This comes from Bootstrap method, but I am not sure which would be the right keyword to describe the quantity I want to calculate.
There is a set $\mathbb{A}$ with $N$ elements, where all elements are distinct. For instance, $\mathbb{A}=\{a, b, c\}$ for $N=3$.
Suppose we draw $N$ elements from $\mathbb{A}$, but allowing the repetition. The number of possible cases, $P(N)$, would be $$P(N)=\left(\left(\matrix{N\\N}\right)\right)=\frac{\left(2N-1\right)!}{N!\left(N-1\right)!}$$ Let's call this new set we draw as a resample. For instance, $\{a,a,b\}$ is a resample, $\{a,b,c\}$ is also one, and $\{c,c,c\}$ is also a resample.
Now, what I want to do is, make a random resample, then count the number of unique elements in the resample. For instance, $\{a,a,b\}$ has 2, $\{a,b,c\}$ has 3, and $\{c,c,c\}$ has only one.
Let $P(N, k)$ be the number of resamples with $k$ unique elements. By definition, it should be obvious that $$ P(N) = \sum_{k=0}^{k=N} P(N,k) $$
The question is, what is $P(N, k)$?
I approached this in the following way. When we have $k$ unique elements, we first have to choose $k$ element without repetition from $N$ elements. Then, we have $N-k$ elements that are repeated, which we could just put each in one of the $k$ possible choices. So, I thought $$ P(N,k) \stackrel{?}{=} {}_{N}C_k\cdot k^{N-k} = \frac{N!}{k!(N-k)!}\cdot k^{N-k} $$ For instance, $P(3,0)=0$, $P(3,1)=3$, $P(3,2)=6$, and $P(3,3)=1$. Summing them all gives $P(3)=10= \sum_{k=0}^{k=3} P(3,k)$, which is good.
But, it does not satisfy $P(N) = \sum_{k=0}^{k=N} P(N,k)$ for $N>3$.
Where have I got it wrong? And what is the correct form for $P(N,k)$?
It's less confusing to answer the more general question but for drawing $m$ elements from the set. Since you use stars-and-bars it sounds like you want to consider the result as a multiset. (This makes it a little delicate what counts as a "random resample." For example, if you randomly resample by choosing each of the new elements uniformly at random, one at a time, the resulting probability distribution over multisets is not uniform.)
So we want to count the number of multisets of $m$ elements from a set $A$ of $n$ elements in which $k$ distinct elements of the set occur.

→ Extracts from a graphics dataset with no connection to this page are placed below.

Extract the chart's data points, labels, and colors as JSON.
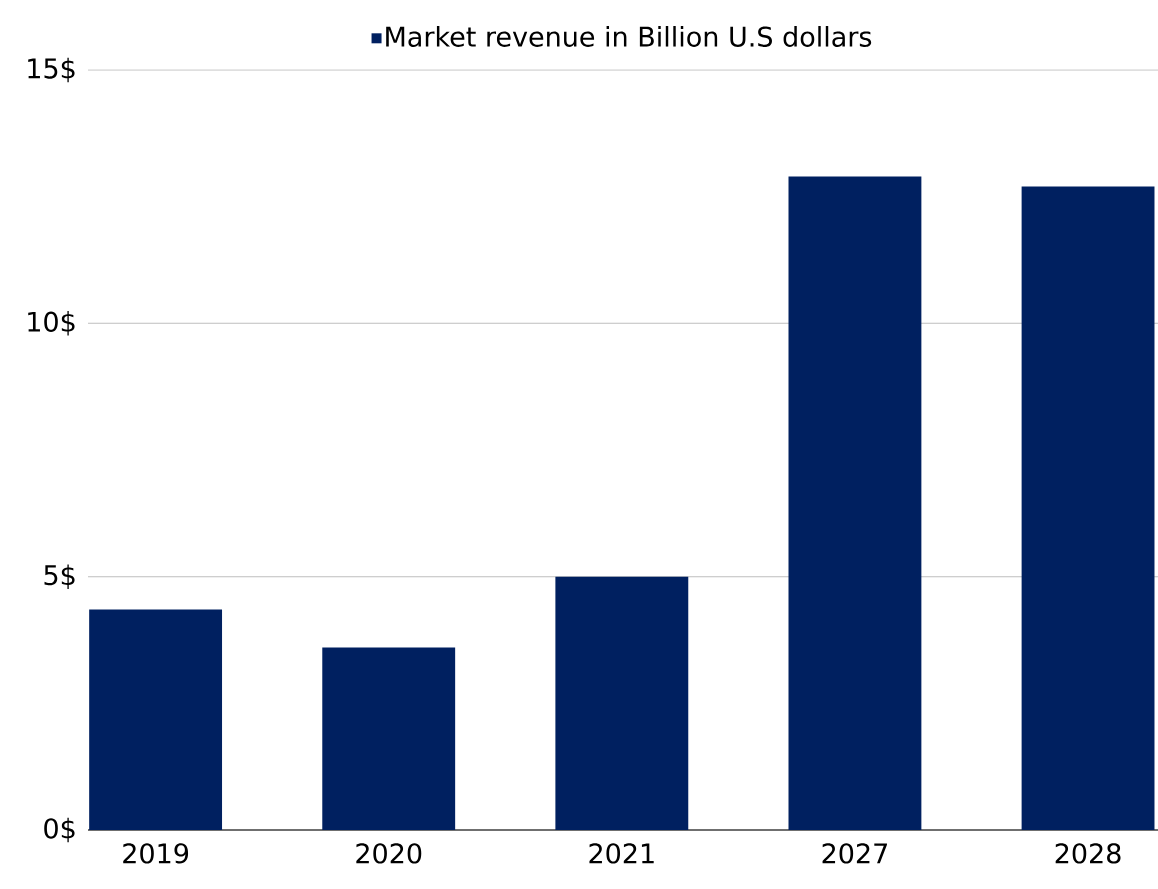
{
  "chart_data": {
    "type": "bar",
    "categories": [
      "2019",
      "2020",
      "2021",
      "2027",
      "2028"
    ],
    "series": [
      {
        "name": "Market revenue in Billion U.S dollars",
        "color": "#002060",
        "values": [
          4.35,
          3.6,
          5.0,
          12.9,
          12.7
        ]
      }
    ],
    "ylim": [
      0,
      15
    ],
    "yticks": [
      {
        "value": 0,
        "label": "0$"
      },
      {
        "value": 5,
        "label": "5$"
      },
      {
        "value": 10,
        "label": "10$"
      },
      {
        "value": 15,
        "label": "15$"
      }
    ],
    "grid": "y",
    "legend": "top"
  }
}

Choosing such a multiset amounts to choosing a $k$-element subset of $A$ (which e.g. we sort according to some total order on $A$), then choosing multiplicities $a_1, \dots a_k \ge 1$ satisfying $\sum a_i = m$ (one for each of the elements in our $k$-element subset). This can be done in ${n \choose k} {m-1 \choose k-1}$ ways, which sums up to the total number of multisets of $m$ elements from a set of $n$ elements
$$\sum_k {n \choose k} {m-1 \choose k-1} = {n+m-1 \choose m-1}$$
by Vandermonde's identity (writing ${m-1 \choose k-1} = {m-1 \choose m-k}$). Taking $m = n$ gives $\boxed{ P(n, k) = {n \choose k} {n-1 \choose k-1} }$.
Your argument is incorrect because it doesn't take into account that it doesn't matter what order you assign the repeated elements in; in a multiset only the multiplicities matter. Of course if you aren't talking about multisets and you are really talking about a sequence of elements of $A$, where order matters, then that would be a different counting problem. So you need to get clear which problem you're interested in.